今回は渋谷の街でWiMAXを試してみた。前回の新宿同様、渋谷も駅周辺はほぼUQが公表するWiMAXのサービスエリア内に入っている。細かく見ると、駅の南西方面に「2009年12月末までに拡大予定」となっているエリアがあるが、そのあたりは住宅街で、地元の人以外にはあまり関係のないエリアだ。渋谷に仕事や遊びで来ている人にとって、事実上渋谷周辺はサービスエリア内にあると言って問題ないだろう。
今回もテストにはWiMAX内蔵の「VAIO Pシリーズ」を使っている。測定は10月21日の昼頃に行った。
※WiMAX接続に使用する機種によって接続速度や感度に違いがある場合があります。ご了承ください。繁華街、かなりOK
駅近くの開けた待ち合わせスポット。WiMAXがもっとも本領を発揮するスペースだ
渋谷センター街のスペイン坂。路地は狭く、左右には建物が建ち並ぶが、電波状態は良好
まずは渋谷を代表する待ち合わせ場所、ハチ公像の目の前(正確には後ろだが)でWiMAXの速度を測定してみた。ハチ公像は屋外、それも空がかなり開けた場所にあるので、当然のようにWiMAXのアンテナ表示はバリバリの5本で、10Mbpsクラスで通信が行えた。通常のWebブラウジングはもちろん、Flashを多用するなどした「重たい」Webサイトを閲覧するにも、まったくストレスを感じない速度である。待ち合わせのわずかな時間でも、これから行く店や買い物の下調べができそうだ。
前回の新宿同様、空が開けた場所ではバリ5本の通信ができるのだが、やはりビルに囲まれた狭い路地では、電界が弱い場所も少なくない。渋谷はセンター街をはじめそういった道が多いのだが、しかし完全に通信できなくなる場所は見られなかった。たとえば車が通れないほどの道であるスペイン坂でも、アンテナ表示は5本か4本となり、やや不安定ながら最大で10Mbps近い速度で通信ができた。
逆に完全に開けているのに電波状況の悪い場所も見られた。

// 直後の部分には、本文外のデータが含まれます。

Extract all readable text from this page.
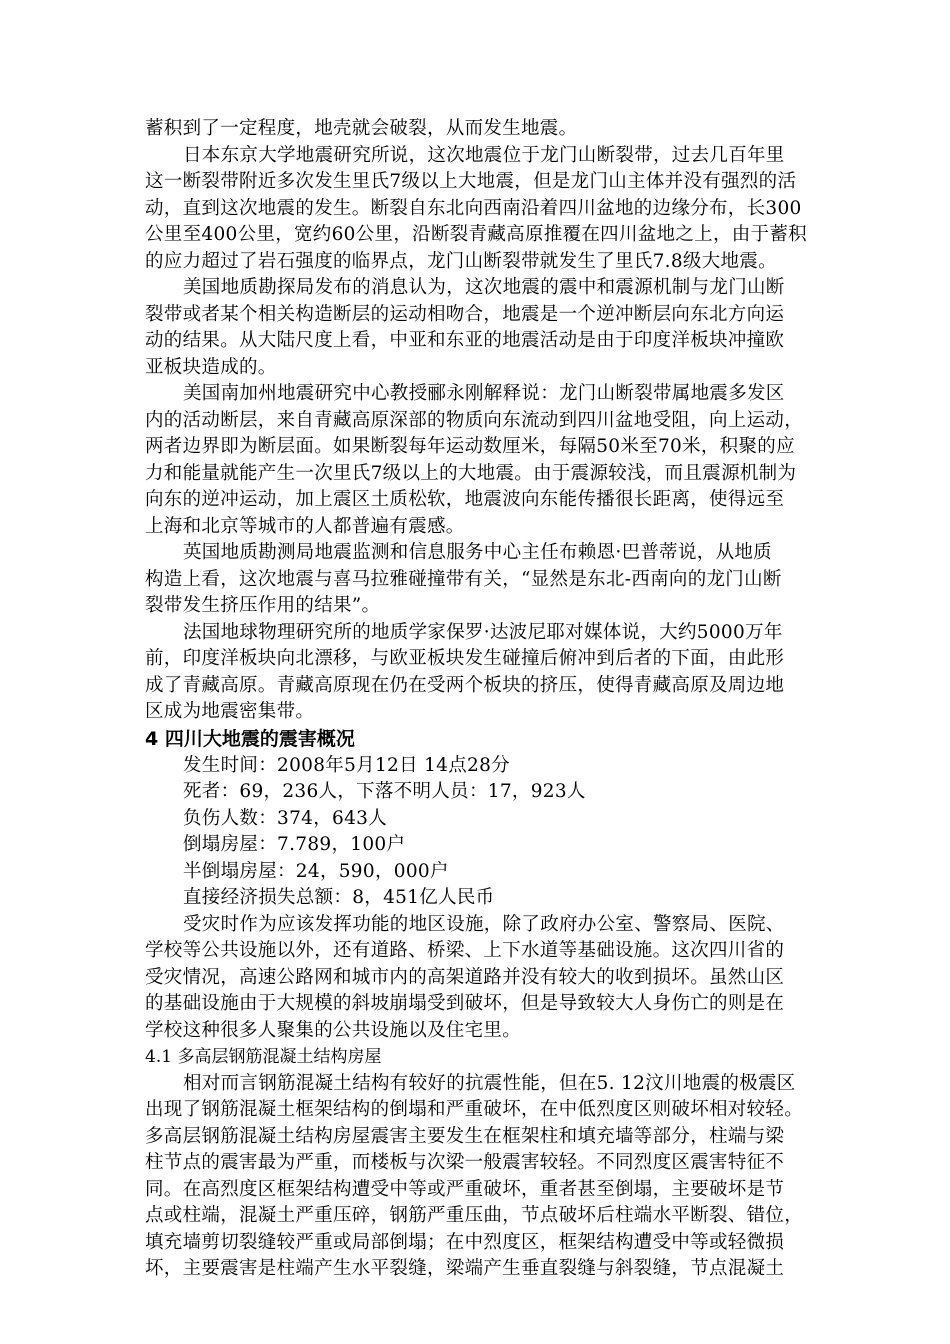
蓄积到了一定程度，地壳就会破裂，从而发生地震。
日本东京大学地震研究所说，这次地震位于龙门山断裂带，过去几百年里
这一断裂带附近多次发生里氏7级以上大地震，但是龙门山主体并没有强烈的活
动，直到这次地震的发生。断裂自东北向西南沿着四川盆地的边缘分布，长300
公里至400公里，宽约60公里，沿断裂青藏高原推覆在四川盆地之上，由于蓄积
的应力超过了岩石强度的临界点，龙门山断裂带就发生了里氏7.8级大地震。
美国地质勘探局发布的消息认为，这次地震的震中和震源机制与龙门山断
裂带或者某个相关构造断层的运动相吻合，地震是一个逆冲断层向东北方向运
动的结果。从大陆尺度上看，中亚和东亚的地震活动是由于印度洋板块冲撞欧
亚板块造成的。
美国南加州地震研究中心教授郦永刚解释说：龙门山断裂带属地震多发区
内的活动断层，来自青藏高原深部的物质向东流动到四川盆地受阻，向上运动，
两者边界即为断层面。如果断裂每年运动数厘米，每隔50米至70米，积聚的应
力和能量就能产生一次里氏7级以上的大地震。由于震源较浅，而且震源机制为
向东的逆冲运动，加上震区土质松软，地震波向东能传播很长距离，使得远至
上海和北京等城市的人都普遍有震感。
英国地质勘测局地震监测和信息服务中心主任布赖恩·巴普蒂说，从地质
构造上看，这次地震与喜马拉雅碰撞带有关，“显然是东北-西南向的龙门山断
裂带发生挤压作用的结果”。
法国地球物理研究所的地质学家保罗·达波尼耶对媒体说，大约5000万年
前，印度洋板块向北漂移，与欧亚板块发生碰撞后俯冲到后者的下面，由此形
成了青藏高原。青藏高原现在仍在受两个板块的挤压，使得青藏高原及周边地
区成为地震密集带。
4 四川大地震的震害概况
发生时间：2008年5月12日 14点28分
死者：69，236人，下落不明人员：17，923人
负伤人数：374，643人
倒塌房屋：7.789，100户
半倒塌房屋：24，590，000户
直接经济损失总额：8，451亿人民币
受灾时作为应该发挥功能的地区设施，除了政府办公室、警察局、医院、
学校等公共设施以外，还有道路、桥梁、上下水道等基础设施。这次四川省的
受灾情况，高速公路网和城市内的高架道路并没有较大的收到损坏。虽然山区
的基础设施由于大规模的斜坡崩塌受到破坏，但是导致较大人身伤亡的则是在
学校这种很多人聚集的公共设施以及住宅里。
4.1 多高层钢筋混凝土结构房屋
相对而言钢筋混凝土结构有较好的抗震性能，但在5. 12汶川地震的极震区
出现了钢筋混凝土框架结构的倒塌和严重破坏，在中低烈度区则破坏相对较轻。
多高层钢筋混凝土结构房屋震害主要发生在框架柱和填充墙等部分，柱端与梁
柱节点的震害最为严重，而楼板与次梁一般震害较轻。不同烈度区震害特征不
同。在高烈度区框架结构遭受中等或严重破坏，重者甚至倒塌，主要破坏是节
点或柱端，混凝土严重压碎，钢筋严重压曲，节点破坏后柱端水平断裂、错位，
填充墙剪切裂缝较严重或局部倒塌；在中烈度区，框架结构遭受中等或轻微损
坏，主要震害是柱端产生水平裂缝，梁端产生垂直裂缝与斜裂缝，节点混凝土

NHKの裏手、公園通りから代々木公園に入ったところでは、アンテナ表示は1本となり、3Mbps程度の速度となった。あまり人通りの多い場所でもなく、そもそもネット接続がニーズがなさそうな場所だが、都会にもこうした場所があることには注意が必要そうだ。とはいえ、アンテナ1本でもMbps級の速度が出るのは驚きである。
意外と使えるビルの中
公園通りのパルコ前交差点にあるエクセルシオールカフェ。店内やや奥のほうでも使用できた
公園通りのパルコ周辺にあるエクセルシオールカフェの店内でもWiMAXを試してみた。WiMAXは周波数特性上、屋内には入り込みにくいとされているが、窓からそれほど離れていなければ、基地局のない屋内でもそれなりに使えることが多い。今回は窓際の席では試せなかったが、窓から少し離れた席でも、アンテナ表示は3本から2本で、3Mbps程度で通信が行えた。
さらにスペイン坂下にあるパルコのZERO-GATEに入っているワインバー「ZARU」の店内でも試してみた。この「ZARU」、UQが公表している「実測地点表示」では「ZARU付近」として測定結果が公表されている。それによると、2009年8月の測定で、速度は下り4.6Mbps/上り1.0Mbpsとなっている。しかし店内となると、ZARUにはあまり窓も大きくなく、WiMAXにとってはやや不利かな、と思っていたのだが、意外や意外、アンテナ表示はバリバリの5本で、10Mbpsを超える速度で通信ができてしまった。
大きなデパートなどの奥の奥の最深部、などともなると、屋内基地局が設置されていないと、やや厳しいかもしれない。しかし窓のある飲食店を選べば、WiMAXは使えることが多い。まだ完全に「どこでも使える」というわけではないのが、ちょっと店を選べば使えてしまうので、「買い物や仕事の合間にお茶を飲みながらネット接続」という用途には十分、と感じられた。